Homeowners can get solar panels at no cost through ‘free’ solar schemes, where you lease your roof to a solar firm, typically for 25 years. While homeowners benefit from reduced electricity bills, the solar firm installs and maintains the panels, making profit by exporting the power they generate back to the grid and earning money from the government’s FIT.
It sounds like a fair trade, but in September 2010, our research threw up questions around how cost effective rent-a-roof schemes really are. At the same time, our latest research into the solar panel policies of the UK’s ten largest mortgage lenders has cast a further shadow of doubt over free solar panel viability.
To lend, or not to lend?
Most lenders said applications would be accepted as long as the property’s solar panels are up to the Council of Mortgage Lenders’ (CML) minimum requirements. However, Lloyds Banking Group said it would only be willing to lend on properties where free solar panels were installed by one of its approved providers – of which there were 75 at last count.

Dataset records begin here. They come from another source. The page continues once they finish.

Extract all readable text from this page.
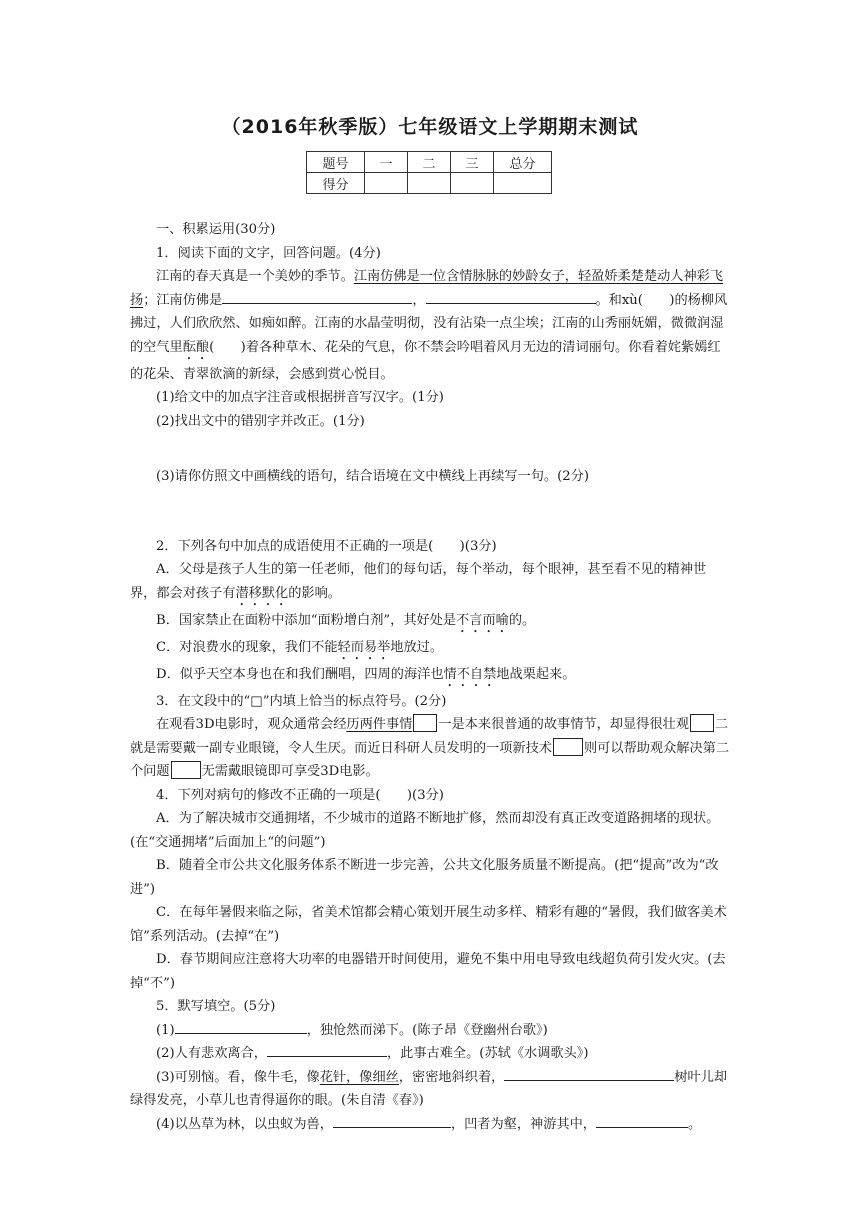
（2016年秋季版）七年级语文上学期期末测试
题号	一	二	三	总分
得分				

一、积累运用(30分)

1．阅读下面的文字，回答问题。(4分)

江南的春天真是一个美妙的季节。江南仿佛是一位含情脉脉的妙龄女子，轻盈娇柔楚楚动人神彩飞扬；江南仿佛是	，	。和xù(　　)的杨柳风拂过，人们欣欣然、如痴如醉。江南的水晶莹明彻，没有沾染一点尘埃；江南的山秀丽妩媚，微微润湿的空气里酝酿(　　)着各种草木、花朵的气息，你不禁会吟唱着风月无边的清词丽句。你看着姹紫嫣红的花朵、青翠欲滴的新绿，会感到赏心悦目。

(1)给文中的加点字注音或根据拼音写汉字。(1分)

(2)找出文中的错别字并改正。(1分)

(3)请你仿照文中画横线的语句，结合语境在文中横线上再续写一句。(2分)

2．下列各句中加点的成语使用不正确的一项是(　　)(3分)

A．父母是孩子人生的第一任老师，他们的每句话，每个举动，每个眼神，甚至看不见的精神世界，都会对孩子有潜移默化的影响。

B．国家禁止在面粉中添加“面粉增白剂”，其好处是不言而喻的。

C．对浪费水的现象，我们不能轻而易举地放过。

D．似乎天空本身也在和我们酬唱，四周的海洋也情不自禁地战栗起来。

3．在文段中的“□”内填上恰当的标点符号。(2分)

在观看3D电影时，观众通常会经历两件事情 一是本来很普通的故事情节，却显得很壮观 二就是需要戴一副专业眼镜，令人生厌。而近日科研人员发明的一项新技术 则可以帮助观众解决第二个问题 无需戴眼镜即可享受3D电影。

4．下列对病句的修改不正确的一项是(　　)(3分)

A．为了解决城市交通拥堵，不少城市的道路不断地扩修，然而却没有真正改变道路拥堵的现状。(在“交通拥堵”后面加上“的问题”)

B．随着全市公共文化服务体系不断进一步完善，公共文化服务质量不断提高。(把“提高”改为“改进”)

C．在每年暑假来临之际，省美术馆都会精心策划开展生动多样、精彩有趣的“暑假，我们做客美术馆”系列活动。(去掉“在”)

D．春节期间应注意将大功率的电器错开时间使用，避免不集中用电导致电线超负荷引发火灾。(去掉“不”)

5．默写填空。(5分)

(1)	，独怆然而涕下。(陈子昂《登幽州台歌》)

(2)人有悲欢离合，	，此事古难全。(苏轼《水调歌头》)

(3)可别恼。看，像牛毛，像花针，像细丝，密密地斜织着，	树叶儿却绿得发亮，小草儿也青得逼你的眼。(朱自清《春》)

(4)以丛草为林，以虫蚁为兽，	，凹者为壑，神游其中，	。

Royal Bank of Scotland said it usually approves all mortgages for homes with solar panels bought upfront where no lease is involved, but it reserves the right to refuse applications for free schemes.
In our research, we found that Yorkshire Building Society is the only lender which considers all applications for solar panels – both leased and bought upfront – on a case-by-case basis.
Meanwhile, only Barclays and Nationwide were of the opinion that, as long as the lease is ‘acceptable’ to them, installing solar panels should not impact on a property’s valuation. Given the differing opinions among mortgage lenders, it would be a good idea to contact yours before installing solar panels.
Are you considering a rent-a-roof scheme, or have you leased your roof already? Did you have any problems with your mortgage lender?